I've made a lot of recipes from this site in the past and this is the first that I felt warranted an actual review. Fantastic. My dinner guests were all raving about it. I served it over jasmine rice and with a side of cucumber/yogurt/dill salad. Thank you for this recipe.
I don't know why I listen to recipes when they insist on adding one full cup of water. If you make this start with just half a cup first or else it's too watery. I also added 5 fresh green chiles for a spicy kick.
I didn't have lemon grass so I substituted lemon peel. I also didn't use as much chicken. Added quite a large amount of fresh green beans instead. Only other change I made was adding less salt.
Next time I think I'll try to skip the step of grinding everything up in the blender to save on clean up. I'll just chop everything fine and see how it goes. It was very good as is, and I think it will also be very good making changes each time I cook it - add more curry powder one time - maybe add thai basil one time....
Great Curry!! Easy and quick! We used a well drained can of diced tomatoes instead of fresh tomatoes. My husband gives this an eight out of ten. We would recommend this highly we'll make it for friends soon.
I've made this twice this week. I used just over a lb of chicken (instead of 2.25 lbs) and I put the chicken thighs in as is (not cut into chunks). I only had grape tomatoes so I used those. I also added cauliflower towards the end of cooking and let it simmer covered for about 15 minutes. This is a great recipe. The chicken was so tender and fell apart so easily!! Thank you!!

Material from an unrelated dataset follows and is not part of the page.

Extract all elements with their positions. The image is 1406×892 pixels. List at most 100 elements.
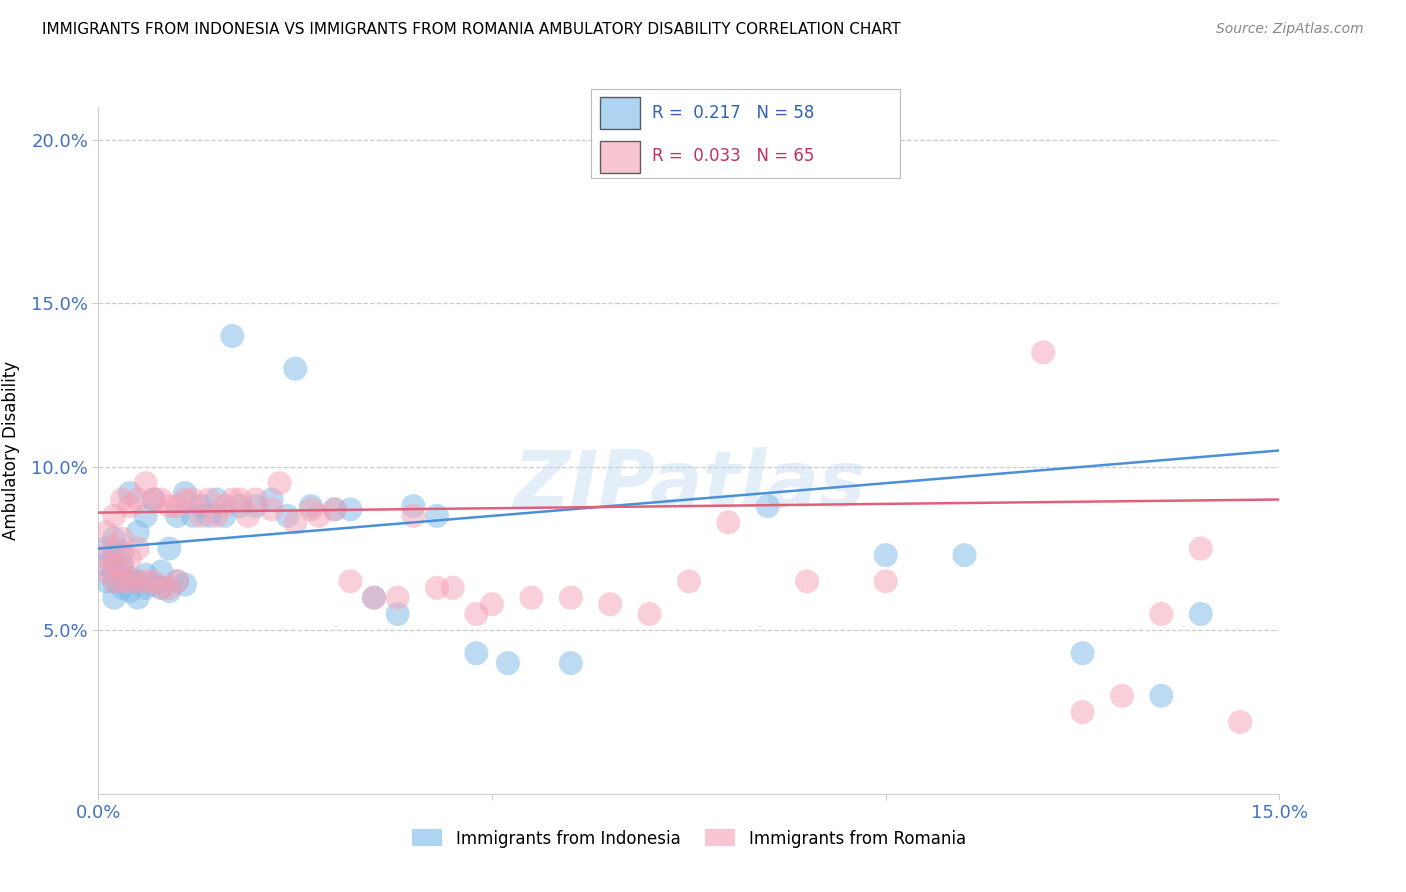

This was rather involved to make but the result was well worth it! With all the spiices I thought it would be over-whelming but it was the perfect blend--not one spice dominated the others and they came together to make a fragrant spicy curry with just the right amount of heat. I had never used fish sauce before so that was kind of scary; but the finished produce did not taste "fishy" at all. Hubby didn't love it but he didn't hate it either. He said it was different. Note: he was basically making it with my help and he was okay until we added the fish sauce! LOL! I served it with basmati rice and peas. I will probably make it again.